Der text bietet sich nicht an zur selbstgerechten unterscheidung von bösen nazis und unschuldigen bürgern, sondern nötigt zur reflexion der vielschichtigen verstrickungen der deutschen bevölkerung jener zeit. Er ist ein atemberaubend hautnahes, geradezu intimes, einfühlsames – aber zugleich gespenstisches dokument aus dem innenleben nazideutschlands.

Nora waln engagierte sich bereits mit 20 für die 1915 fast ausgerotteten armenier, später lebte sie 20 jahre in china, schrieb darüber zwei seinerzeit populäre bücher.

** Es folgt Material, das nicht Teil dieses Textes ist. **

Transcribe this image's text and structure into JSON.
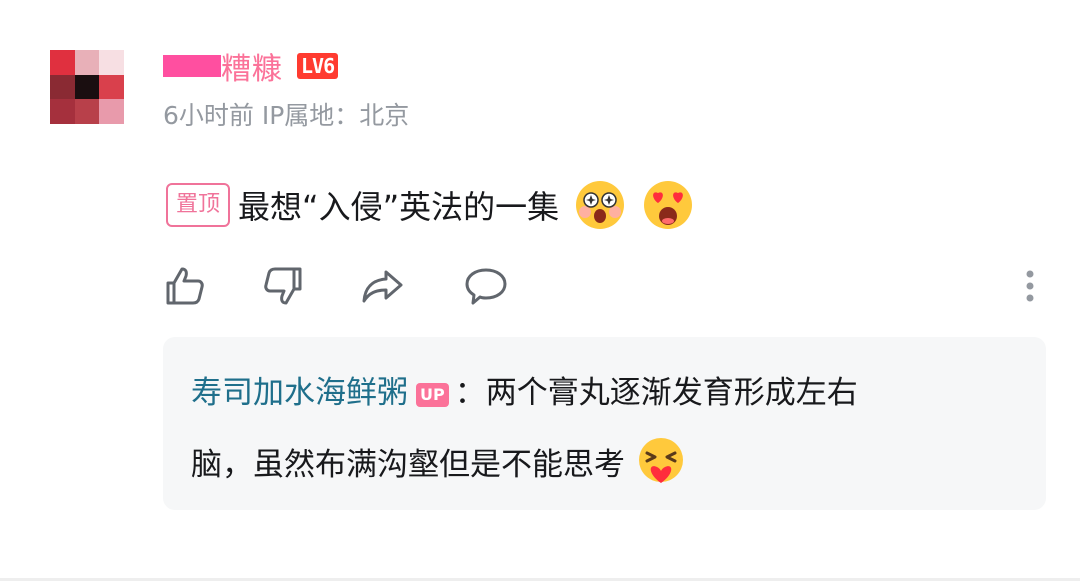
{
  "comment": {
    "username": "糟糠",
    "level": "LV6",
    "meta": "6小时前  IP属地：北京",
    "pinned_label": "置顶",
    "text": "最想“入侵”英法的一集"
  },
  "reply": {
    "author": "寿司加水海鲜粥",
    "badge": "UP",
    "line1": "：两个膏丸逐渐发育形成左右",
    "line2": "脑，虽然布满沟壑但是不能思考"
  },
  "icons": [
    "thumbs-up-icon",
    "thumbs-down-icon",
    "share-icon",
    "reply-icon",
    "more-icon"
  ],
  "colors": {
    "accent": "#fb7299",
    "reply_author": "#1f6f8b",
    "level": "#ff3b30",
    "meta": "#9499a0",
    "reply_bg": "#f6f7f8"
  }
}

Nach 1945 arbeitete sie als journalistin in mehreren ländern des fernen ostens.

Das hier neuveröffentlichte buch erschien 1939 (in zwei unterschiedlichen versionen) in london und boston. Weitgehend unbeachtet kam 1947 eine deutsche ausgabe heraus.

Für diese erste deutsche neuausgabe wurde die übersetzung revidiert, gestrichene passagen wurden integriert. Ergänzt wurden zeitgeschichtliche anmerkungen sowie ein nachwort des herausgebers mondrian v. lüttichau.